Sur le vif - Jeudi 02.01.20 - 01.51h
2 janvier 1970 : il y a, jour pour jour, un demi-siècle, je me cassais tibia et péroné, peu avant 17h, autant dire à la tombée de la nuit, à l'issue d'une journée de ski commencée à 9h, à Verbier, avec mon père, au cours de laquelle j'avais fait trois fois le Mont-Gelé. Et puis, tout en bas, au Rouge, la piste pour débutants, juste avant de rejoindre notre chalet, un ruisseau, la fixation qui ne s'ouvre pas, et voilà le Père Décaillet, onze ans et demi, hors d'état de nuire, pour plusieurs semaines.

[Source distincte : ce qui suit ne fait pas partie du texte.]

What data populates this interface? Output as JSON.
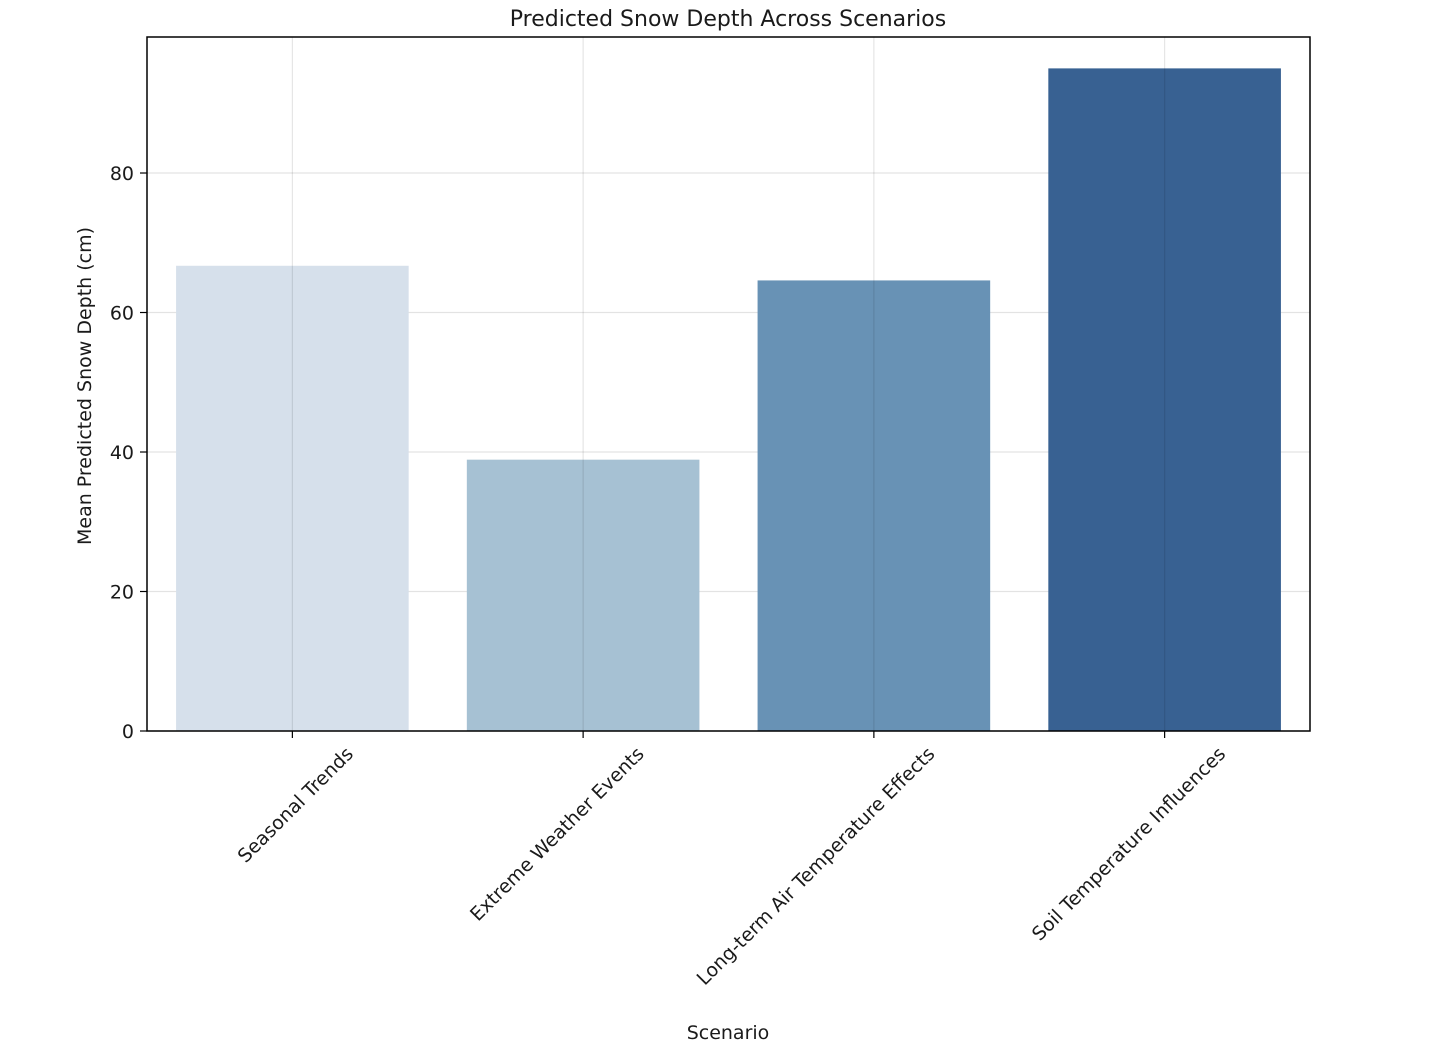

Je vous passe l'agonie (sans calmants) dans la file d'attente de la minuscule clinique du Docteur Pilule (oui, tout le monde l'appelait comme ça !). L'événement, en soi, est d'un intérêt relatif pour la marche du monde. Mais pas pour votre serviteur ! Que fait un enfant immobilisé ? Réponse : il lit !
Il lit quoi ? Mais tout ce qui se trouve dans la bibliothèque de ses parents, parbleu ! Oh, ce modeste amas n'avait rien de l'Ambrosienne, ni de la Mazarine. Mais c'était le nôtre.
Au milieu de ma première année secondaire, je comprenais deux choses. D'abord qu'en classe, on peut être une star, rien qu'en arborant un plâtre. Et puis, qu'un humain immobile pouvait se mouvoir, mentalement, des milliers de lieues plus loin que les autres. Par le seul miracle de la lecture.
La morale de l'histoire ? Il n'y en a pas. Juste un tournant dans ma vie. À l'époque, le réglage des fixations était approximatif. Et cet archaïsme technique aura peut-être été l'une de mes grandes chances.